Who was Immanuel Kant?

01 Apr 2012

This is not a blog about Immanuel Kant. But for a short while, we need to talk about him; otherwise how should anyone understand the namesake of this work?

Before he became a professional philosopher, Kant was a lecturer on various scientific and philosophical concepts and he crafted several important hypotheses in the “hard” sciences. In many ways Kant understood the modern turn to evolutionary thinking - he anticipated Darwinism in it’s various forms as the most important intellectual trend of the last few centuries, along with a complementary understanding of the age and size of the universe. Among the most interesting of his early scientific conjectures is his formulation of the Nebular Hypothesis.

“…in which he deduced that the Solar System formed from a large cloud of gas, a nebula… These postulations opened new horizons for astronomy: for the first time extending astronomy beyond the solar system to galactic and extragalactic realms.” (Wikipedia)

The point is not that nobody had ever thought of the universe in that way before - certainly some people had. The “Copernican turn” in science and physics had already happened. Kant took his theory of science to a challenging depth for his era, but what makes this fact important is it’s place in Kant’s worldview: he did not just get the facts of the age of the universe and the evolution of life, but he put those facts into the “modern” worldview that he created for morality and metaphysics. He described himself as extending that “Copernican turn” into the mind. When you think about the tremendous kind of insight it took to think about the formation of the universe and our relation to it as rational beings in basically the contemporary fashion (at least the mainstream scientific one) 200 years before the rest of us, you cannot help but be awed.

This speaks to the depth and breadth of Kant’s originality.
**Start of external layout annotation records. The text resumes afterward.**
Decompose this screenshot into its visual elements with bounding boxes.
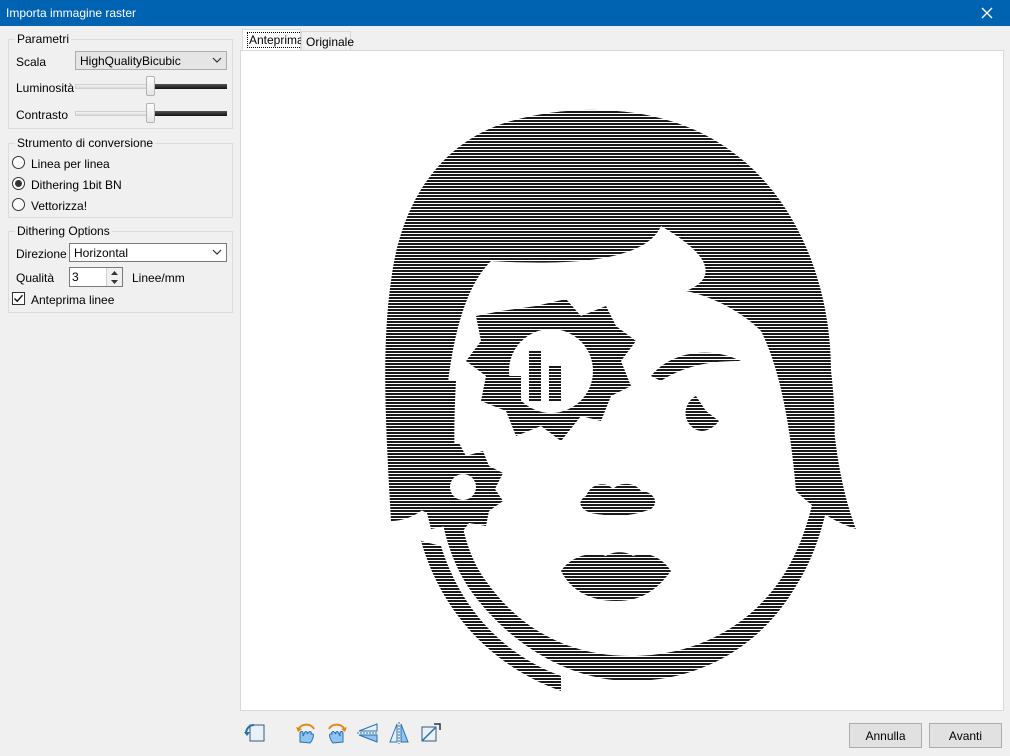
rotate-cw-hand-icon [328, 723, 347, 744]
crop-icon [421, 723, 441, 742]
radio-linea-per-linea[interactable] [12, 156, 25, 169]
direzione-select[interactable]: Horizontal [69, 243, 227, 262]
qualita-label: Qualità [16, 271, 55, 285]
scala-select[interactable]: HighQualityBicubic [75, 51, 227, 70]
rotate-left-icon [244, 724, 265, 742]
tab-originale[interactable]: Originale [301, 31, 355, 50]
qualita-value[interactable]: 3 [72, 270, 79, 284]
next-button-label: Avanti [948, 728, 983, 743]
radio-vettorizza[interactable] [12, 198, 25, 211]
scala-label: Scala [16, 55, 47, 69]
close-icon [981, 7, 993, 19]
luminosita-track-right [151, 84, 227, 89]
luminosita-slider[interactable] [75, 76, 227, 98]
next-button[interactable]: Avanti [929, 723, 1002, 748]
radio-label-vettorizza: Vettorizza! [31, 199, 88, 213]
dithered-face-image [385, 109, 856, 691]
crop-button[interactable] [417, 720, 443, 746]
flip-horizontal-icon [357, 723, 378, 743]
rotate-ccw-hand-icon [296, 723, 315, 744]
qualita-spinner[interactable]: 3 [69, 267, 123, 287]
contrasto-track-left [75, 111, 151, 116]
anteprima-linee-checkbox[interactable] [12, 292, 25, 305]
tab-anteprima[interactable]: Anteprima [242, 29, 306, 50]
caret-down-icon [111, 279, 118, 284]
scala-value: HighQualityBicubic [80, 54, 181, 68]
dithering-legend: Dithering Options [15, 224, 112, 238]
luminosita-label: Luminosità [16, 81, 75, 95]
flip-horizontal-button[interactable] [355, 720, 381, 746]
radio-dithering[interactable] [12, 177, 25, 190]
rotate-ccw-hand-button[interactable] [293, 720, 319, 746]
chevron-down-icon [212, 57, 222, 63]
contrasto-slider[interactable] [75, 103, 227, 125]
window-title: Importa immagine raster [6, 6, 137, 20]
rotate-cw-hand-button[interactable] [324, 720, 350, 746]
qualita-unit: Linee/mm [132, 271, 185, 285]
luminosita-thumb[interactable] [146, 76, 155, 96]
chevron-down-icon [212, 249, 222, 255]
luminosita-track-left [75, 84, 151, 89]
close-button[interactable] [964, 0, 1010, 26]
caret-up-icon [111, 270, 118, 275]
cancel-button-label: Annulla [865, 728, 906, 743]
radio-label-dithering: Dithering 1bit BN [31, 178, 122, 192]
flip-vertical-button[interactable] [386, 720, 412, 746]
flip-vertical-icon [389, 722, 409, 744]
tab-originale-label: Originale [306, 35, 355, 49]
strumento-legend: Strumento di conversione [15, 136, 156, 150]
anteprima-linee-label: Anteprima linee [31, 293, 115, 307]
parametri-legend: Parametri [15, 32, 72, 46]
direzione-label: Direzione [16, 247, 67, 261]
rotate-left-button[interactable] [242, 720, 268, 746]
contrasto-thumb[interactable] [146, 103, 155, 123]
radio-label-linea-per-linea: Linea per linea [31, 157, 110, 171]
direzione-value: Horizontal [74, 246, 129, 260]
spinner-up-button[interactable] [107, 268, 122, 277]
cancel-button[interactable]: Annulla [849, 723, 922, 748]
contrasto-track-right [151, 111, 227, 116]
contrasto-label: Contrasto [16, 108, 69, 122]
preview-area[interactable] [240, 50, 1004, 711]
title-bar: Importa immagine raster [0, 0, 1010, 26]
checkmark-icon [14, 294, 24, 303]
tab-anteprima-label: Anteprima [247, 32, 306, 48]
spinner-down-button[interactable] [107, 277, 122, 286]
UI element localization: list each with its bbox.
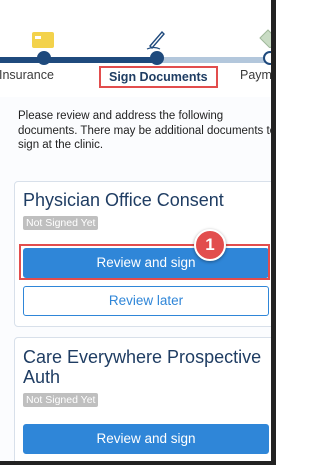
progress-complete: [0, 57, 160, 63]
step-payment[interactable]: Payme: [240, 68, 271, 82]
review-and-sign-button[interactable]: Review and sign: [23, 424, 269, 454]
step-node-sign-documents: [150, 51, 164, 65]
document-card: Care Everywhere Prospective Auth Not Sig…: [14, 337, 271, 465]
document-title: Physician Office Consent: [23, 190, 224, 210]
step-number-badge: 1: [194, 229, 226, 261]
review-later-button[interactable]: Review later: [23, 286, 269, 316]
document-title: Care Everywhere Prospective Auth: [23, 347, 262, 387]
step-node-payment: [263, 51, 271, 65]
document-card: Physician Office Consent Not Signed Yet …: [14, 181, 271, 327]
step-node-insurance: [37, 51, 51, 65]
pen-sign-icon: [146, 30, 165, 50]
payment-icon: [259, 29, 271, 48]
app-frame: Insurance Sign Documents Payme Please re…: [0, 0, 276, 465]
status-badge: Not Signed Yet: [23, 393, 99, 407]
progress-header: Insurance Sign Documents Payme: [0, 0, 271, 97]
review-later-button[interactable]: [23, 462, 269, 465]
insurance-card-icon: [32, 32, 54, 48]
step-sign-documents[interactable]: Sign Documents: [99, 66, 218, 88]
progress-remaining: [160, 57, 271, 63]
status-badge: Not Signed Yet: [23, 216, 99, 230]
step-insurance[interactable]: Insurance: [0, 68, 54, 82]
intro-text: Please review and address the following …: [18, 110, 276, 151]
review-and-sign-button[interactable]: Review and sign: [23, 248, 269, 278]
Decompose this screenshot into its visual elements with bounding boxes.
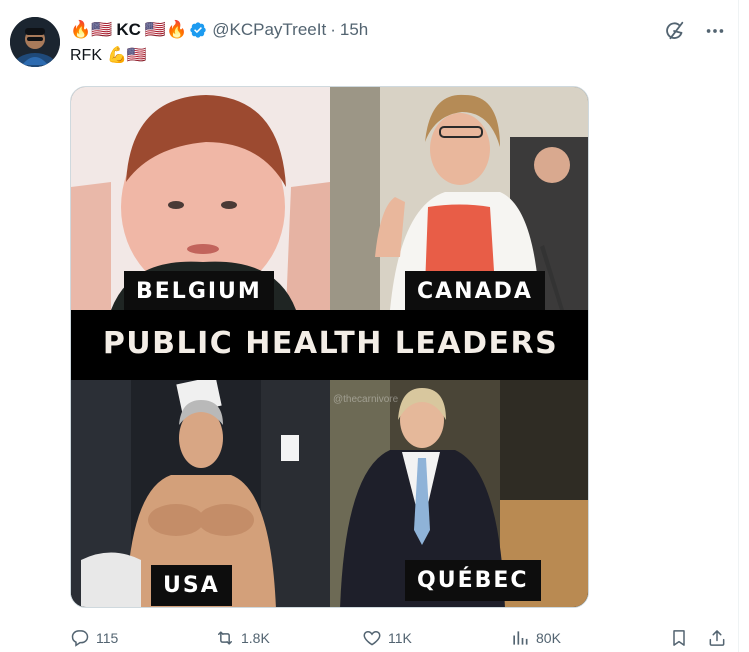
repost-button[interactable]: 1.8K bbox=[215, 628, 270, 648]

Classical philosophy as he presented it was divided into 3 parts: Physics, Ethics, and Logic. Most of what we consider physics, chemistry, and even sub-cellular biology and organic chemistry is what falls into the first category. Ethics is what it sounds like, generally the science of judgement. Logic is formal philosophy; it is what we might call the study of the rules under which our judgement is constrained. Kant made his trademark “Copernican turn” when he divided ethics and physics into a theoretical part and an empirical part. In doing so he created a faceted “metaphysics” of both ethics and nature. The metaphysics of ethics he called morality, and it is here where he theorized his famous “Categorical Imperative.” The metaphysical part of physics is where Kant formalized the study of what might be behind the “aether,” a study that has blossomed in the 20th century with such advances as relativity and our observations of quantum mechanics. This was a deceptively important insight, into the very nature of the modern world. Once there was a distinction between things-in-themselves and the things as we understand them, the door to improving our understanding was open once again. Free will and imperfect knowledge, the opposition of which our deepest modern crises have stemmed from, were made to be compatible under the Kantian metaphysics, in a way that became foundation for the work of future generations.

Kant’s central thesis was simple. He argued that everyone needs to think for themselves, to have the intention of becoming their own master. Just as we can observe that the earth is not the center of the universe, we also need to see that we do not know things in themselves; rather we are only privileged to our own interpretation of them. In short, rationality means that we need to realize our own limits if we want to fully realize ourselves.

“Human reason has this peculiar fate that in one species of its knowledge it is burdened by questions which, as prescribed by the very nature of reason itself, it is not able to ignore, but which, as transcending all its powers, it is also not able to answer.” (Preface to the Critique of Pure Reason, 1781).

Of course, it is our knowledge of ourselves that burdens us with our ignorance, for we cannot ever know our true measure from the outside. This is as true of our species as it is of our selves. And that is why it is worth writing about Kant today. Never has the need to see ourselves clearly been more apparent. From the dangers of atomic weapons and endless war to the eternal dangers of famine and disaster, things are as dangerous today as they have been throughout the rest of human history. As we have done before, we need to look deep within our collective creativity to invent the future.

Kant is meaningful because he guides the way. Before him, space and time were just properties of matter. After him they were the foundation of physics. And on the “big questions” - on the heritage of our species and the scale of the universe, he was both perceptive and ground-breaking. We should all try to stand on the shoulders of giants when we can.